Ticketmaster faced questions Thursday from a Democratic U.S. senator over its sales practices, two days after Taylor Swift fans complained about website outages, long waits to buy tickets and overpriced ticket prices for her upcoming U.S. tour.
Tickets for Swift’s May 26 show at MetLife Stadium in East Rutherford, New Jersey, were listed for as much as $21,600 on the resale website StubHub, according to CNN
In a letter to Ticketmaster parent Live Nation Entertainment Inc, Senator Amy Klobuchar, chair of the Senate antitrust panel, voiced "serious concern about the state of competition in the ticketing industry and its harmful impact on consumers."

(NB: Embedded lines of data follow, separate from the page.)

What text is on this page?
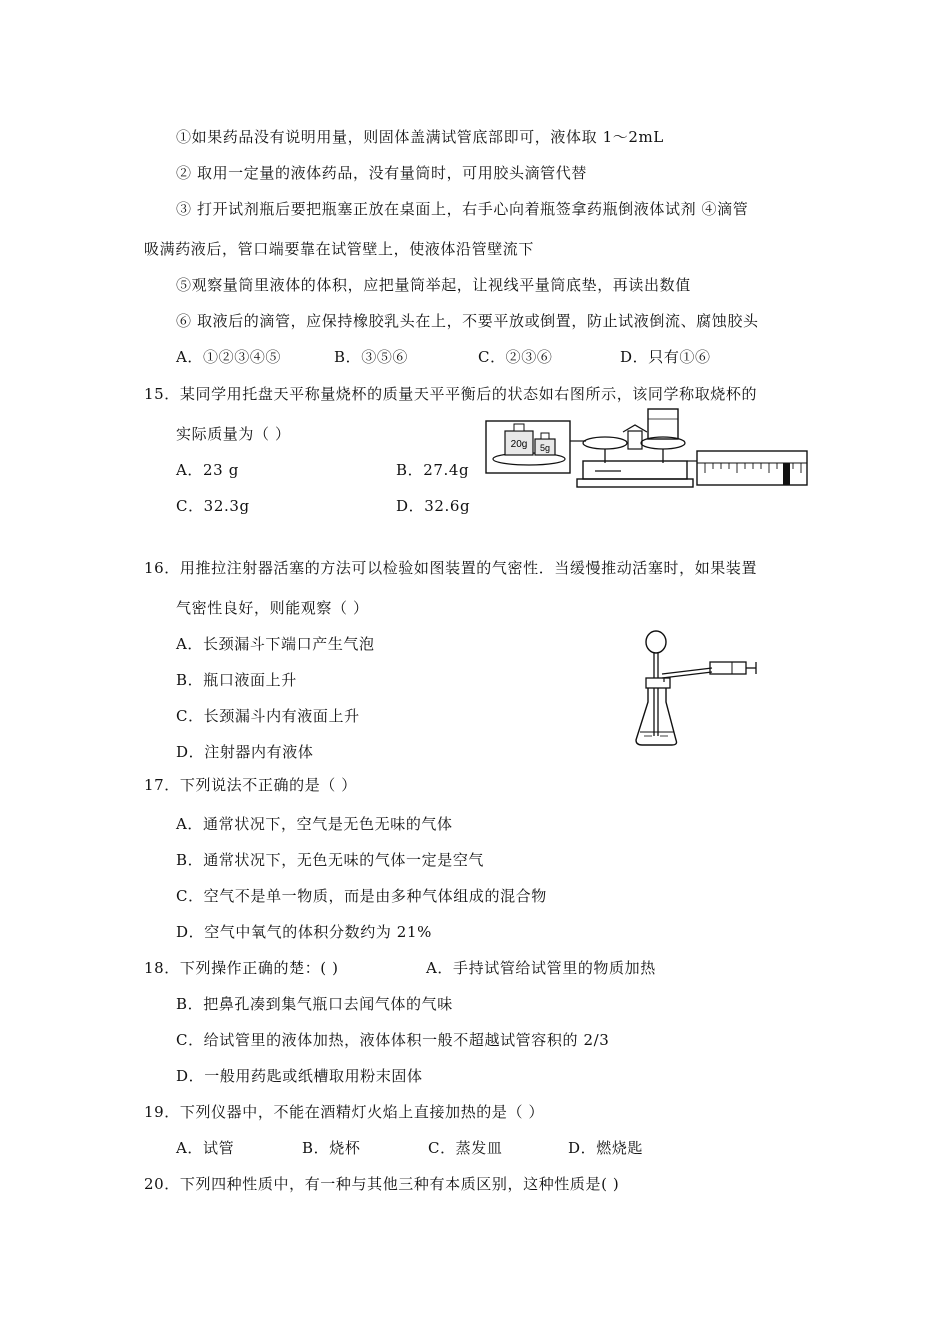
①如果药品没有说明用量，则固体盖满试管底部即可，液体取 1～2mL
② 取用一定量的液体药品，没有量筒时，可用胶头滴管代替
③ 打开试剂瓶后要把瓶塞正放在桌面上，右手心向着瓶签拿药瓶倒液体试剂 ④滴管
吸满药液后，管口端要靠在试管壁上，使液体沿管壁流下
⑤观察量筒里液体的体积，应把量筒举起，让视线平量筒底垫，再读出数值
⑥ 取液后的滴管，应保持橡胶乳头在上，不要平放或倒置，防止试液倒流、腐蚀胶头
A．①②③④⑤	B．③⑤⑥	C．②③⑥	D．只有①⑥
15．某同学用托盘天平称量烧杯的质量天平平衡后的状态如右图所示，该同学称取烧杯的
实际质量为（ ）
A．23 g	B．27.4g
C．32.3g	D．32.6g
20g 5g
16．用推拉注射器活塞的方法可以检验如图装置的气密性．当缓慢推动活塞时，如果装置
气密性良好，则能观察（ ）
A．长颈漏斗下端口产生气泡
B．瓶口液面上升
C．长颈漏斗内有液面上升
D．注射器内有液体
17．下列说法不正确的是（ ）
A．通常状况下，空气是无色无味的气体
B．通常状况下，无色无味的气体一定是空气
C．空气不是单一物质，而是由多种气体组成的混合物
D．空气中氧气的体积分数约为 21%
18．下列操作正确的楚：( )	A．手持试管给试管里的物质加热
B．把鼻孔凑到集气瓶口去闻气体的气味
C．给试管里的液体加热，液体体积一般不超越试管容积的 2/3
D．一般用药匙或纸槽取用粉末固体
19．下列仪器中，不能在酒精灯火焰上直接加热的是（ ）
A．试管	B．烧杯	C．蒸发皿	D．燃烧匙
20．下列四种性质中，有一种与其他三种有本质区别，这种性质是( )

"Ticketmaster’s power in the primary ticket market insulates it from the competitive pressures that typically push companies to innovate and improve their services," added Klobuchar in the letter which she released publicly. "That can result in the types of dramatic service failures we saw this week, where consumers are the ones that pay the price."
Ticketmaster said in a statement on Thursday that it had anticipated heavy demand for tickets to see Swift perform on her first tour in five years, but that extreme interest, combined with bot attacks, led to "unprecedented traffic on our site" and inconvenience for some fans.
"The biggest venues and artists turn to us because we have the leading ticketing technology in the world – that doesn’t mean it’s perfect, and clearly for Taylor’s on sale it wasn’t," the statement said. "But we’re always working to improve the ticket buying experience."
The company added that about 15% of interactions across the site experienced issues and that it sold 2 million tickets on Tuesday.
That day, Swift fans swarmed the Ticketmaster website and encountered long wait times, with many unable to buy tickets. The Ticketmaster statement did not respond to any of Klobuchar's competition concerns.
In her letter, Klobuchar asked Live Nation Chief Executive Michael Rapino to answer questions including how much the company had spent to upgrade technology to handle demand surges, and what percentage of high-profile tour tickets were reserved for presales. The Ticketmaster statement did not respond to these questions.
Live Nation and Ticketmaster merged in a 2010 deal approved by the Justice Department. The government can challenge a completed merger but rarely does so. Klobuchar, in her letter, said she had been skeptical of the combination at the time.
Ticketmaster has angered artists and fans for decades. In the mid-1990s, the grunge band Pearl Jam decided to tour without using Ticketmaster but found it too unwieldy and returned to the service after 14 months.